The United States Internal Revenue Service (IRS) has suspended a contract granted to Equifax that allows the credit reporting firm to verify the identity of taxpayers following a number of high-profile security failures by the company.

The suspension comes on the heels of Equifax suffering from a security flaw that resulted in its website redirecting users attempting to freeze or challenge information on their credit report to adware.

The IRS issued a stop-work order to Equifax Thursday, temporarily suspending the company’s ability to provide its identity management contract. During the suspension, the IRS said it would review the security of Equifax’s systems and reassess its relationship with the firm going forward.

Because of the suspension, taxpayers will be unable to create new accounts for the IRS Secure Access service, which allows users to view and access online tax records and transcripts. If an individual wants to access their tax records, they will have to request the IRS mail the information to them.

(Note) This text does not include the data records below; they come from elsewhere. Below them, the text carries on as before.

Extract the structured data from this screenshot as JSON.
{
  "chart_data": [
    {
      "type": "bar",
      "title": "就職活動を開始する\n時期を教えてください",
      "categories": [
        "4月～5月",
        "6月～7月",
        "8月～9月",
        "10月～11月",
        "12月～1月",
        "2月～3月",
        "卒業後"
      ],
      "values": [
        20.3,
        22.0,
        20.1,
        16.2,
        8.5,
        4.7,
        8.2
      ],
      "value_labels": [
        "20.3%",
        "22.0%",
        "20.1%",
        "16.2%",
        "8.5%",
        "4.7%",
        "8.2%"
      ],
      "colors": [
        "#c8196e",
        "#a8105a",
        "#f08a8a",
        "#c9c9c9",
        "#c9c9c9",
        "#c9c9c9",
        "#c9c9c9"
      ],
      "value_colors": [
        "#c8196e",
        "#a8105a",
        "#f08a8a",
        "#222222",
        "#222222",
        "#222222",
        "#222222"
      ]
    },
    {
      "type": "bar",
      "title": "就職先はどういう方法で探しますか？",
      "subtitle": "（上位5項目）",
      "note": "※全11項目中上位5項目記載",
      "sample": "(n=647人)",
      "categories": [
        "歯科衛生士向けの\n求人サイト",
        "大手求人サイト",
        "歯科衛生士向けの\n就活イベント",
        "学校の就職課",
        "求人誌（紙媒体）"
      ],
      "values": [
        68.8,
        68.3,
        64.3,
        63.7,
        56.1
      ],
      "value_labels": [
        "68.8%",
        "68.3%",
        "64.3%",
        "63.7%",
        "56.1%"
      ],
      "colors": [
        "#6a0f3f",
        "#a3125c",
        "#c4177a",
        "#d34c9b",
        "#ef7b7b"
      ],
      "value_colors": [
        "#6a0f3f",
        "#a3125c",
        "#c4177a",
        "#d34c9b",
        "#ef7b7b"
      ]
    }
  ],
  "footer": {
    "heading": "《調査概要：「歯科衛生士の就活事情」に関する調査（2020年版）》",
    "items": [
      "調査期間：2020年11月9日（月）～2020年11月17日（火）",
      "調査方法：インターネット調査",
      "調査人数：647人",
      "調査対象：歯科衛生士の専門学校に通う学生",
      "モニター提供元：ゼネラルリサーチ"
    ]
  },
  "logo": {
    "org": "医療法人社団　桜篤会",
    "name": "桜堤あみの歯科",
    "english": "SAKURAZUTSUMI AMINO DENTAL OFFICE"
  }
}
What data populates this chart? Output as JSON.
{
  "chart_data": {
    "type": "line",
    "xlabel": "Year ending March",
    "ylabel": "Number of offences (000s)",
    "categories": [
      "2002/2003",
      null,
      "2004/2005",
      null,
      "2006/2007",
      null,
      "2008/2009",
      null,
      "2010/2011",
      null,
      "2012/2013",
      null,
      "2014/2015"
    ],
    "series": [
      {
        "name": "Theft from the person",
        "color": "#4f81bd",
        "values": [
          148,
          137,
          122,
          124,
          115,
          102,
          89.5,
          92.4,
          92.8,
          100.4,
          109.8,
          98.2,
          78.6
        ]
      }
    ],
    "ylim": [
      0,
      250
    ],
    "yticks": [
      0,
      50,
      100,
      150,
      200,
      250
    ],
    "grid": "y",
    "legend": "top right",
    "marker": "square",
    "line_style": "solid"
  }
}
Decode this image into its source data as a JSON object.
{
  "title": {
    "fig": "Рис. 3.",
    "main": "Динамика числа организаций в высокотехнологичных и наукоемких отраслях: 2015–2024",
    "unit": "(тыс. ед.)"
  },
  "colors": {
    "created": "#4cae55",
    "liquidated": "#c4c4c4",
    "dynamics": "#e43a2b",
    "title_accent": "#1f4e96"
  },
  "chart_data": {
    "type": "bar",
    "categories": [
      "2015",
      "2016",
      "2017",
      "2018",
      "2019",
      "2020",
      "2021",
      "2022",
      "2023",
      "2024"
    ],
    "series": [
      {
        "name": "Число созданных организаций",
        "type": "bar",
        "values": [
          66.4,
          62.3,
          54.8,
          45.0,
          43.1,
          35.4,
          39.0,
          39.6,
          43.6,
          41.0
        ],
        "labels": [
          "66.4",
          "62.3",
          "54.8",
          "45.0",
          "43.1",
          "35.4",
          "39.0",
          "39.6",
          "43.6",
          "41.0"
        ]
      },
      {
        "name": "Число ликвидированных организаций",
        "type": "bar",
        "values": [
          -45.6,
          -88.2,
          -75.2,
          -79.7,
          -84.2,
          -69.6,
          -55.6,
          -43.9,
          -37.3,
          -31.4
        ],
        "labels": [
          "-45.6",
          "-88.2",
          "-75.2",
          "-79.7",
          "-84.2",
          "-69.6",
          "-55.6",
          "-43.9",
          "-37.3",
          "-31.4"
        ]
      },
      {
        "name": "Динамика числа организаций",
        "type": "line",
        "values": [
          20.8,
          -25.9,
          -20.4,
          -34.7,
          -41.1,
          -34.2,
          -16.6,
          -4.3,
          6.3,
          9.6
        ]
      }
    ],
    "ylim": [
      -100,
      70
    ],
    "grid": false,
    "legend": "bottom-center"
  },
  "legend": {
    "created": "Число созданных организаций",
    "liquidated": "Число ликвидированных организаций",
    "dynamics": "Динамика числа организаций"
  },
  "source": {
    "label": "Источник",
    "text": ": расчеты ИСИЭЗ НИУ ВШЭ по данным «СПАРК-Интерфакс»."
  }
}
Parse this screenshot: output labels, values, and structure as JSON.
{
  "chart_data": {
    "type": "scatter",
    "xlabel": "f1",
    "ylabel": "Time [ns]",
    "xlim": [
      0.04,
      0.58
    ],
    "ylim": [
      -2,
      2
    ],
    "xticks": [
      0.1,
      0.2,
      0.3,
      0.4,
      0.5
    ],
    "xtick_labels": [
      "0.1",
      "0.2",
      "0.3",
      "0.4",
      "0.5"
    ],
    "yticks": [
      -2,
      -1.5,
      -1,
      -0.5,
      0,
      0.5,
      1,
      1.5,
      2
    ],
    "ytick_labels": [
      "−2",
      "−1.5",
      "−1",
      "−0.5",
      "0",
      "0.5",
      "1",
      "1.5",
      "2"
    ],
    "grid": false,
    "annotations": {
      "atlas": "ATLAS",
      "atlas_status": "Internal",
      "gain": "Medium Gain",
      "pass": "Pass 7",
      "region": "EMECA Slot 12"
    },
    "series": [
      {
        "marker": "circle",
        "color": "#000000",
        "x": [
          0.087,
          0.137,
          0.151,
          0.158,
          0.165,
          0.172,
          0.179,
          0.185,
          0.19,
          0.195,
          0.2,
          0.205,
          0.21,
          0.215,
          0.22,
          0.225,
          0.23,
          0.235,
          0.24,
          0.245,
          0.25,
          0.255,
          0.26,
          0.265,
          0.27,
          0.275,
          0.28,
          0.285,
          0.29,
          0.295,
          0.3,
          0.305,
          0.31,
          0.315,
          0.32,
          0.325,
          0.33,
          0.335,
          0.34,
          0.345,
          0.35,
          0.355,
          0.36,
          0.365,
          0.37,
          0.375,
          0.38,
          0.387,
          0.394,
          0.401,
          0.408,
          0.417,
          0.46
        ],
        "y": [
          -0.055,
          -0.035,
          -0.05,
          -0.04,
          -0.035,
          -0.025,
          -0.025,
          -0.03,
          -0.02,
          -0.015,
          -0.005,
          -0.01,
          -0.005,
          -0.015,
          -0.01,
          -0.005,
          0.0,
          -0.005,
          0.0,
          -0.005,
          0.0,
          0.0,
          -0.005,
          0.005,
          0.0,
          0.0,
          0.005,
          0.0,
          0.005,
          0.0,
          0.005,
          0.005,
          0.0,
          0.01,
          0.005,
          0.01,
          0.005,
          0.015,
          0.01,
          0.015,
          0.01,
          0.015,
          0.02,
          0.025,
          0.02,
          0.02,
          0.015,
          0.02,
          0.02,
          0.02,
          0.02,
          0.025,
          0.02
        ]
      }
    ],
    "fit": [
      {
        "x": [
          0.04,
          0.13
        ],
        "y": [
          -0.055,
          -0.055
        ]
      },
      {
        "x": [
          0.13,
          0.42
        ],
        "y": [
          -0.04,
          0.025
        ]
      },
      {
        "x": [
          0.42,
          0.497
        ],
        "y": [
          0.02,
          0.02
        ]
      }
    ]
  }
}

Taxpayers visiting the Secure Access page will now receive an alert that informs them the Secure Access service "is unavailable for new users at this time." Existing users won’t have their access to information through the service disrupted during the suspension.

The IRS granted Equifax the $7.2 million short-term contract to provide its services just days after Equifax revealed it suffered a massive data breach that resulted in the exposure and theft of personal information of more than 145 million Americans. Included in the stolen data were Social Security numbers and, in some cases, credit card numbers.

Despite that breach, which Equifax failed to inform the public about for 40 days after discovering it, the IRS decided to move forward with the contract with the company, arguing that no IRS data was involved in the incident and the flaw in the company’s security system did not pose a threat to the services Equifax provides to the IRS.

Jeffrey Tribiano, the IRS deputy commissioner for operations, told Congress last week that the government agency was obligated to award Equifax the contract because of federal contracting rules that allowed the credit reporting firm to object to losing the contract to another company.

The IRS continued to emphasize that point again in a statement acknowledging the suspension of Equifax’s contract, stating there is “still no indication of any compromise of the limited IRS data shared under the contract.”

Equifax also attempted to maintain its relationship with the IRS in a statement issued Friday. "We remain confident that we are the best party to perform the services required in this contract. We are engaging IRS officials to review the facts and clarify available options," the company said.

The IRS made its decision to pull the contract from Equifax after it was discovered the company’s website was redirecting users to a malicious download that would install adware on the user’s machine.

Equifax said Thursday the incident was not the result of an issue on Equifax’s end and its website was not directly hacked. Instead, the redirect to adware was the result of a third-party vendor being compromised. Equifax took the website offline in response to the issue.